しかし、今では小豆を春秋関係がなく収穫できるようになったため、ぼたもちとおはぎに関わらず、あんの種類は好みに合わせて使用されています。
地域による違いも
地域によって、ぼたもちとおはぎの違いは、あんや形状で区別していない場合があります。
例えば、餅に使われる米が『もち米』であれば『ぼたもち』、『うるち米』が使われているのであれば『おはぎ』とされていることもあります。餅をあんで覆ったものを『ぼたもち』、きな粉をまぶしたものを『おはぎ』と呼ぶ地域もあるようです。
米をつぶす際に米の粒を残すことを『半殺し』、粒を残さずつぶすことを『皆殺し』という呼び方をすることがありますが、地域によっては米ではなく、あんをつぶす際に粒を残すか残さないかで『半殺し』『皆殺し』としています。
家庭で手軽に ぼたもちレシピ
家庭で手軽に作れるぼたもちのレシピを紹介します。
粒あんは市販でOK。必要な材料
ぼたもちを作るための材料は以下のとおりです。分量は16個分で、3色のぼたもちを紹介します。市販の粒あんを使用する手軽なレシピです。
- もち米:2カップ(米用カップ)
- 粒あん:500g
- きな粉:大さじ2
- 黒すりごま:大さじ3
- 砂糖:小さじ3(きな粉用に小さじ1+黒ごま用に小さじ2)
- 塩:少々
作り方・手順
下準備として、もち米を洗って水を切り、水を入れて1時間おきます。その後、通常通り炊飯器で炊きましょう。

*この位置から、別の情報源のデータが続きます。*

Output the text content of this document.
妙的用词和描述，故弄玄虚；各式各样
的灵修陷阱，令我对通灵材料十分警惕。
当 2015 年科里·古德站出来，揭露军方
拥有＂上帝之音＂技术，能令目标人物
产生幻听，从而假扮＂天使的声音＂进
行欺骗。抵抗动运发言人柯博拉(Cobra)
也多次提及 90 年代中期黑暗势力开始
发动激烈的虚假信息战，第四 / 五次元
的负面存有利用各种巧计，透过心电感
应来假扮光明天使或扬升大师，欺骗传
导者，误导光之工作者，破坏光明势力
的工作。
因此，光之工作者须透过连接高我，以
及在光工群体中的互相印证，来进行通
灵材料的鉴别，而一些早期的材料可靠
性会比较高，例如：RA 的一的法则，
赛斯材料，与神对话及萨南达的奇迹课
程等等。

さらに、下準備として粒あんを電子レンジにかけ、水気が飛ぶまで温めます。最初から水気が少ない粒あんの場合は加熱不要です。
また、きな粉・黒ごまはそれぞれ砂糖と合わせ、塊がなくなるまで混ぜましょう。塩は、味を確認しながら適量を両方に加えてください。
- 炊いたもち米をボウルに入れ、水で濡らしたすりこぎ棒でついてもち状にする
- できたもちを16等分にし、だ円状に丸める
- 粒あんを2等分にして、一方を6等分、残りを10等分して、それぞれを丸める
- 6等分に丸めたあんを一つ、ラップの上で平たくだ円状に伸ばす
- 伸ばしたあんの中央にもちをのせて包む(6個すべて同様に)
- 10等分した方のもちを平たく伸ばす
- 伸ばしたもちの中央に残りのあんをのせて包む(10個すべて同様に)
- 10個のうち5個にきな粉、5個に黒ごまをまぶす
これで、粒あんのぼたもちが6個・きな粉が5個・黒ごまが5個できます。簡単なので、春分の日にぜひチャレンジして、家族みんなで食べましょう。